The East Garo Hills were at the heart of Garo National Liberation Army’s activities.
Fresh threats
Jonathone N Sangma’s relatives say that he had been worried about fresh threats in the recent past. “Last time when I visited him in January, he was telling me that though he is confident of winning, he is scared,” said Jaynie Sangma, a cousin.
Jaynie Sangma claimed these anxieties had prompted him to ask Baichung Momin to accompany him on campaign tours. “He didn’t feel secure to visit the villages on his own, you know they are still infested with militants, so he told the GNLA guy: ‘You people have surrendered, you have to help me this time, you have to come.’” Her cousin did not have any links with the Garo National Liberation Army, Jaynie Sangma said, he had sought help from Momin only because he had surrendered.
So far, no militant group has claimed the attack. A senior Meghalaya police official also affirmed Jonathone N Sangma had “no direct links” with the Garo National Liberation Army.
Politics and extortion
Both the family and the police say there might have been political motives behind the killing. The constituency was expected to be a tight contest, with several high-profile candidates fighting for the seat. “This is a fallout of internal politics, we suspect,” said the officer, who did not want to be named. Jaynie Sangma also thought “political rivalry” led to her cousin’s murder.
She did not rule out the possibility of an extortion demand, either. “Maybe they asked him money, but he didn’t tell us,” she said.
Jonathone Sangma had declared assets worth over Rs 4 crores in the 2013 elections, including two weapons. He was a coal exporter who had studied till Class 10. In April 2014, the National Green Tribunal banned rat-hole mining of coal in the state, but the court has intermittently allowed the transportation of coal that was extracted before the ban.
The ban on coal mining is supposed to have hit the financial resources of the Garo National Liberation Army, which relied on extortion money from coal traders and miners.
‘Out of the blue’, say police
The murder has shocked party colleagues, activists and even the police. Saleng Sangma, the head of the Nationalist Congress Party in Meghalaya, said he was “totally surprised” by the incident. He had spoken to the Williamnagar candidate just hours before he was murdered. “We spoke at 5 pm and he was happily campaigning in his constituency,” said Saleng Sangma.

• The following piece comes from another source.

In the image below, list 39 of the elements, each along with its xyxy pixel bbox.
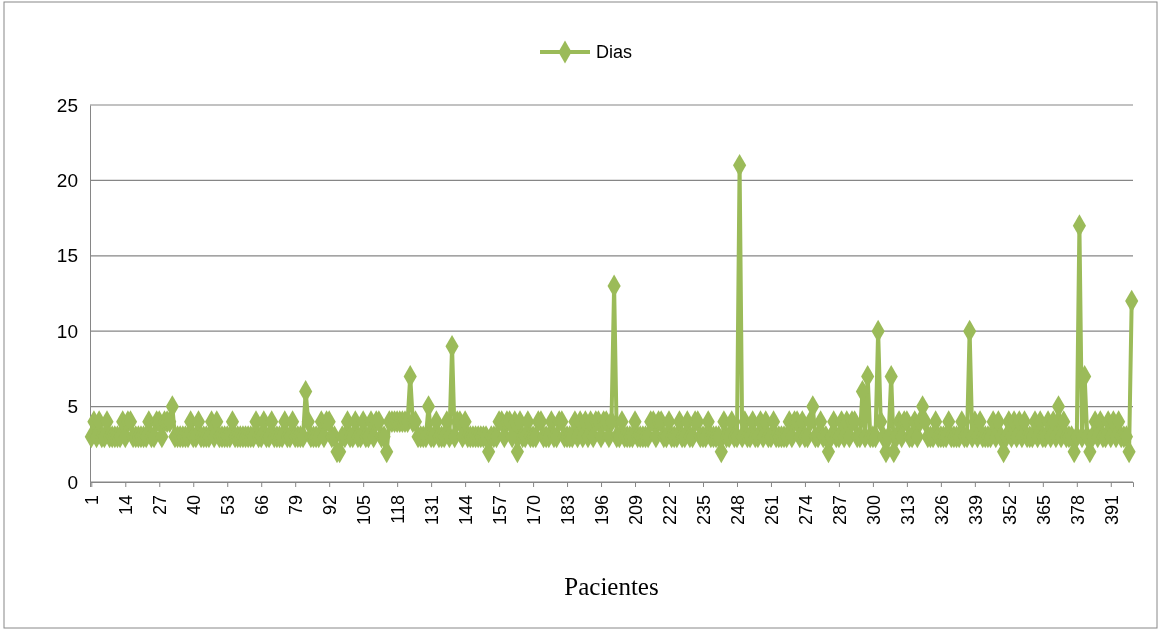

Barring the posters, he added, Jonathone N Sangma had received no “proper warning” from anyone. “We thought this time it might be a gimmick,” Saleng Sangma said. “We never thought this thing would happen in real.”
Meghalaya’s chief minister, the Congress’s Mukul Sangma, also posted his condolences on Twitter and promised the perpetrators would be brought to book.
Activist Agnes Kharshiing, an activist with the Civil Society Women’s Organisation, accused the state police of not being alert enough. “He had received threats earlier also, everyone knows who are the core groups in the Garo Hills,” she said. “How could it still happen?”
A senior police official posted in the state police headquarters in Shillong, however, insisted that was no “specific input” and that the attack was “completely out of the blue”.
“Measures would have been taken otherwise,” he said. “Yes, there was a threat perception and we had provided him security for that.”